Hilliard stood up. Miss Ringrose, after attempting a bow of formal dignity, jerked out her hand, gave a shy little laugh, and said with amusing abruptness--
"Do you really come from Dudley?"
"I do really, Miss Ringrose. Why does it sound strange to you?"
"Oh, I don't mean that it sounds strange." She spoke in a high but not unmusical note, very quickly, and with timid glances to either side of her collocutor. "But Eve--Miss Madeley--gave me the idea that Dudley people must be great, rough, sooty men. Don't laugh at me, please. You know very well, Eve, that you always talk in that way. Of course, I knew that there must be people of a different kind, but--there now, you're making me confused, and I don't know what I meant to say."

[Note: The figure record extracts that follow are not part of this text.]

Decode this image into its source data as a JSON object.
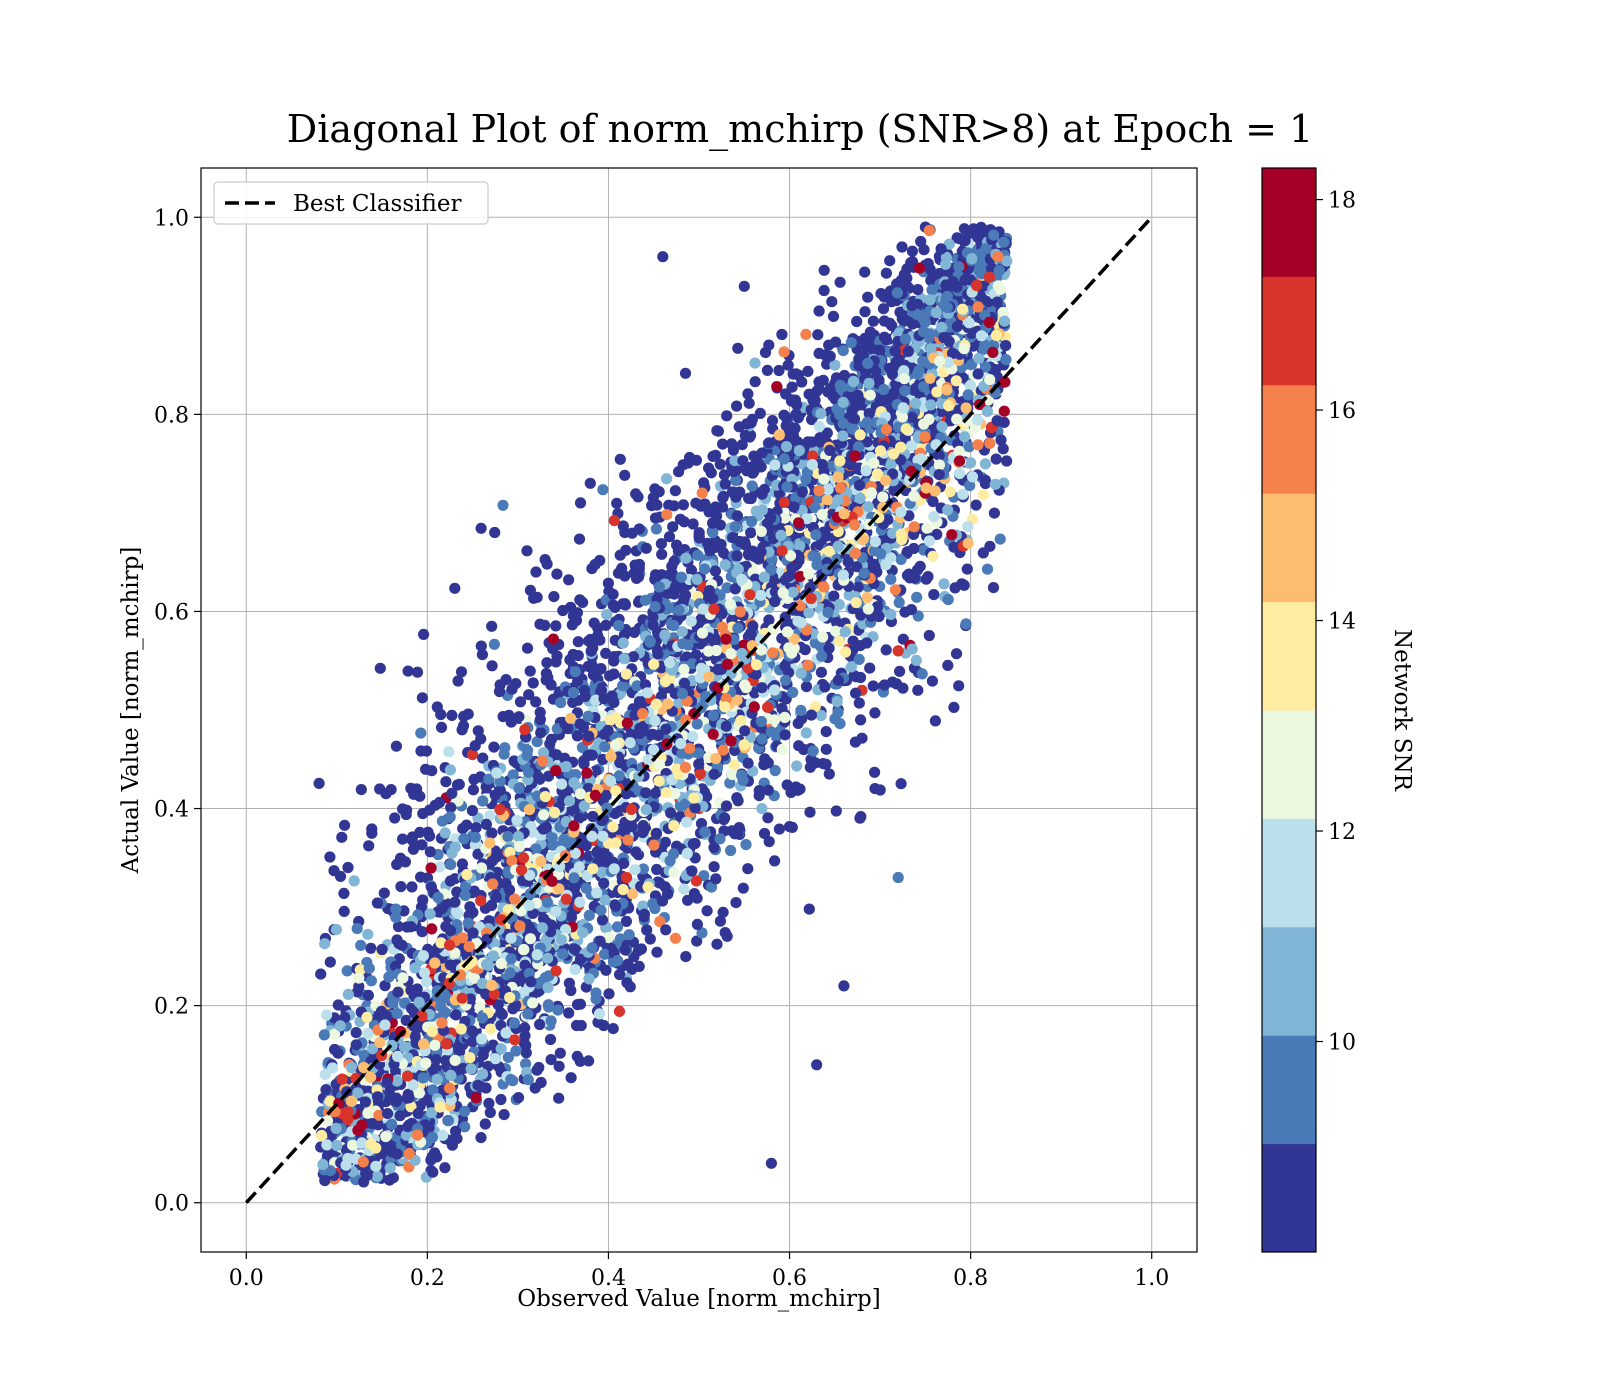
{
  "chart_data": {
    "type": "scatter",
    "title": "Diagonal Plot of norm_mchirp (SNR>8) at Epoch = 1",
    "xlabel": "Observed Value [norm_mchirp]",
    "ylabel": "Actual Value [norm_mchirp]",
    "xlim": [
      -0.05,
      1.05
    ],
    "ylim": [
      -0.05,
      1.05
    ],
    "xticks": [
      "0.0",
      "0.2",
      "0.4",
      "0.6",
      "0.8",
      "1.0"
    ],
    "yticks": [
      "0.0",
      "0.2",
      "0.4",
      "0.6",
      "0.8",
      "1.0"
    ],
    "grid": true,
    "legend": {
      "position": "upper-left",
      "entries": [
        {
          "label": "Best Classifier",
          "style": "dashed",
          "color": "#000000"
        }
      ]
    },
    "reference_line": {
      "label": "Best Classifier",
      "x": [
        0.0,
        1.0
      ],
      "y": [
        0.0,
        1.0
      ]
    },
    "colorbar": {
      "label": "Network SNR",
      "range": [
        8.0,
        18.3
      ],
      "ticks": [
        "10",
        "12",
        "14",
        "16",
        "18"
      ],
      "tick_values": [
        10,
        12,
        14,
        16,
        18
      ],
      "bands": [
        {
          "from": 8.0,
          "to": 9.03,
          "color": "#313695"
        },
        {
          "from": 9.03,
          "to": 10.06,
          "color": "#4a7ab7"
        },
        {
          "from": 10.06,
          "to": 11.09,
          "color": "#81b5d6"
        },
        {
          "from": 11.09,
          "to": 12.12,
          "color": "#bbe0ec"
        },
        {
          "from": 12.12,
          "to": 13.15,
          "color": "#ecf7e0"
        },
        {
          "from": 13.15,
          "to": 14.18,
          "color": "#feeca0"
        },
        {
          "from": 14.18,
          "to": 15.21,
          "color": "#fdbd70"
        },
        {
          "from": 15.21,
          "to": 16.24,
          "color": "#f4804c"
        },
        {
          "from": 16.24,
          "to": 17.27,
          "color": "#d7352b"
        },
        {
          "from": 17.27,
          "to": 18.3,
          "color": "#a50026"
        }
      ]
    },
    "series": [
      {
        "type": "scatter",
        "approx_count": 6000,
        "x_range": [
          0.08,
          0.84
        ],
        "y_range": [
          0.0,
          0.99
        ],
        "trend": "points scatter around y = x; lower spread for low values, widest spread around x ≈ 0.4–0.7",
        "sample_points": [
          {
            "x": 0.1,
            "y": 0.03,
            "snr": 16.8
          },
          {
            "x": 0.12,
            "y": 0.09,
            "snr": 17.6
          },
          {
            "x": 0.18,
            "y": 0.05,
            "snr": 15.8
          },
          {
            "x": 0.25,
            "y": 0.28,
            "snr": 17.2
          },
          {
            "x": 0.32,
            "y": 0.64,
            "snr": 8.5
          },
          {
            "x": 0.36,
            "y": 0.28,
            "snr": 17.8
          },
          {
            "x": 0.38,
            "y": 0.73,
            "snr": 8.5
          },
          {
            "x": 0.42,
            "y": 0.33,
            "snr": 17.0
          },
          {
            "x": 0.46,
            "y": 0.96,
            "snr": 8.5
          },
          {
            "x": 0.5,
            "y": 0.4,
            "snr": 16.8
          },
          {
            "x": 0.55,
            "y": 0.93,
            "snr": 8.5
          },
          {
            "x": 0.56,
            "y": 0.53,
            "snr": 17.0
          },
          {
            "x": 0.58,
            "y": 0.04,
            "snr": 8.6
          },
          {
            "x": 0.61,
            "y": 0.69,
            "snr": 17.5
          },
          {
            "x": 0.63,
            "y": 0.14,
            "snr": 8.5
          },
          {
            "x": 0.66,
            "y": 0.22,
            "snr": 8.5
          },
          {
            "x": 0.68,
            "y": 0.52,
            "snr": 16.9
          },
          {
            "x": 0.72,
            "y": 0.33,
            "snr": 9.5
          },
          {
            "x": 0.72,
            "y": 0.56,
            "snr": 17.0
          },
          {
            "x": 0.75,
            "y": 0.99,
            "snr": 8.6
          },
          {
            "x": 0.75,
            "y": 0.72,
            "snr": 17.8
          },
          {
            "x": 0.79,
            "y": 0.95,
            "snr": 17.5
          },
          {
            "x": 0.81,
            "y": 0.81,
            "snr": 18.0
          },
          {
            "x": 0.83,
            "y": 0.96,
            "snr": 15.9
          },
          {
            "x": 0.84,
            "y": 0.87,
            "snr": 12.5
          }
        ]
      }
    ]
  }
}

She was a thin-faced, but rather pretty girl, with auburn hair. Belonging to a class which, especially in its women, has little intelligence to boast of, she yet redeemed herself from the charge of commonness by a certain vivacity of feature and an agreeable suggestion of good feeling in her would-be frank but nervous manner. Hilliard laughed merrily at the vision in her mind of "great, rough, sooty men."

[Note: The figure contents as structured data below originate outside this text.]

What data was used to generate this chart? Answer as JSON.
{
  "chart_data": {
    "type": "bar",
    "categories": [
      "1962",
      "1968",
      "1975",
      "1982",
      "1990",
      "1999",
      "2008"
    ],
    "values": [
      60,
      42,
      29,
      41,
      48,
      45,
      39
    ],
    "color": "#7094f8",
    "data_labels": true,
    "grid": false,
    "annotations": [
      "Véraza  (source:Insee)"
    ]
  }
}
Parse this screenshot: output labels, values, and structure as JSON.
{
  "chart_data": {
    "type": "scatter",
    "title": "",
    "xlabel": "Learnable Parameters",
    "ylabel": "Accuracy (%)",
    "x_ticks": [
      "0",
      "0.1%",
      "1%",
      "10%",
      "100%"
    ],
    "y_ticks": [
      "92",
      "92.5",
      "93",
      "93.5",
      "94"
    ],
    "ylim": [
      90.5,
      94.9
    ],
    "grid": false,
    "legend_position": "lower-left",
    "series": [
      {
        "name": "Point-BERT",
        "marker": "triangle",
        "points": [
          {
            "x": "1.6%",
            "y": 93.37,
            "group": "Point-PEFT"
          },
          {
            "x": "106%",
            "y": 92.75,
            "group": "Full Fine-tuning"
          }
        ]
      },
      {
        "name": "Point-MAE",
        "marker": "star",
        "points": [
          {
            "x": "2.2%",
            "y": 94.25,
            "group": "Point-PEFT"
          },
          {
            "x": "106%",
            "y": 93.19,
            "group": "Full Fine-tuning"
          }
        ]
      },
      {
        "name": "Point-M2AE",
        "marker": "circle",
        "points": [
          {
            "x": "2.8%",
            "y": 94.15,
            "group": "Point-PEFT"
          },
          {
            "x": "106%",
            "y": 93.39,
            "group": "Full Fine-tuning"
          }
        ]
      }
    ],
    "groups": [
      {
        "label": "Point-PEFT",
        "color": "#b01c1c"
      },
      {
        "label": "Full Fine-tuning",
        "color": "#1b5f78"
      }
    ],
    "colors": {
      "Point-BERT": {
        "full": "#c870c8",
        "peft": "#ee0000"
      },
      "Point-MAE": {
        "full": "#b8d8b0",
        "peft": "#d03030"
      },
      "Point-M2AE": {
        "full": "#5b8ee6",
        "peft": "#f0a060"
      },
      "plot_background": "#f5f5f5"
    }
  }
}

"I'm sorry to disappoint you, Miss Ringrose."
"No, but really--what sort of a place is Dudley? Is it true that they call it the Black Country?"
"Let us walk about," interposed Eve. "Mr. Hilliard will tell you all he can about the Black Country."
She moved on, and they rambled aimlessly; among cigar-smoking clerks and shopmen, each with the female of his kind in wondrous hat and drapery; among domestic groups from the middle-class suburbs, and from regions of the artisan; among the frankly rowdy and the solemnly superior; here and there a man in evening dress, generally conscious of his white tie and starched shirt, and a sprinkling of unattached young women with roving eyes. Hilliard, excited by the success of his advances, and by companionship after long solitude, became very unlike himself, talking and jesting freely. Most of the conversation passed between him and Miss Ringrose; Eve had fallen into an absent mood, answered carelessly when addressed, laughed without genuine amusement, and sometimes wore the look of trouble which Hilliard had observed whilst in the train.
Before long she declared that it was time to go home.
"What's the hurry?" said her friend. "It's nothing like ten o'clock yet--is it, Mr. Hilliard?"
"I don't wish to stay any longer. Of course you needn't go unless you like, Patty."
Hilliard had counted on travelling back with her; to his great disappointment, Eve answered his request to be allowed to do so with a coldly civil refusal which there was no misunderstanding.
"But I hope you will let me see you again?"
"As you live so near me," she answered, "we are pretty sure to meet. Are you coming or not, Patty?"
"Oh, of course I shall go if you do."
The young man shook hands with them; rather formally with Eve, with Patty Ringrose as cordially as if they were old friends. And then he lost sight of them amid the throng.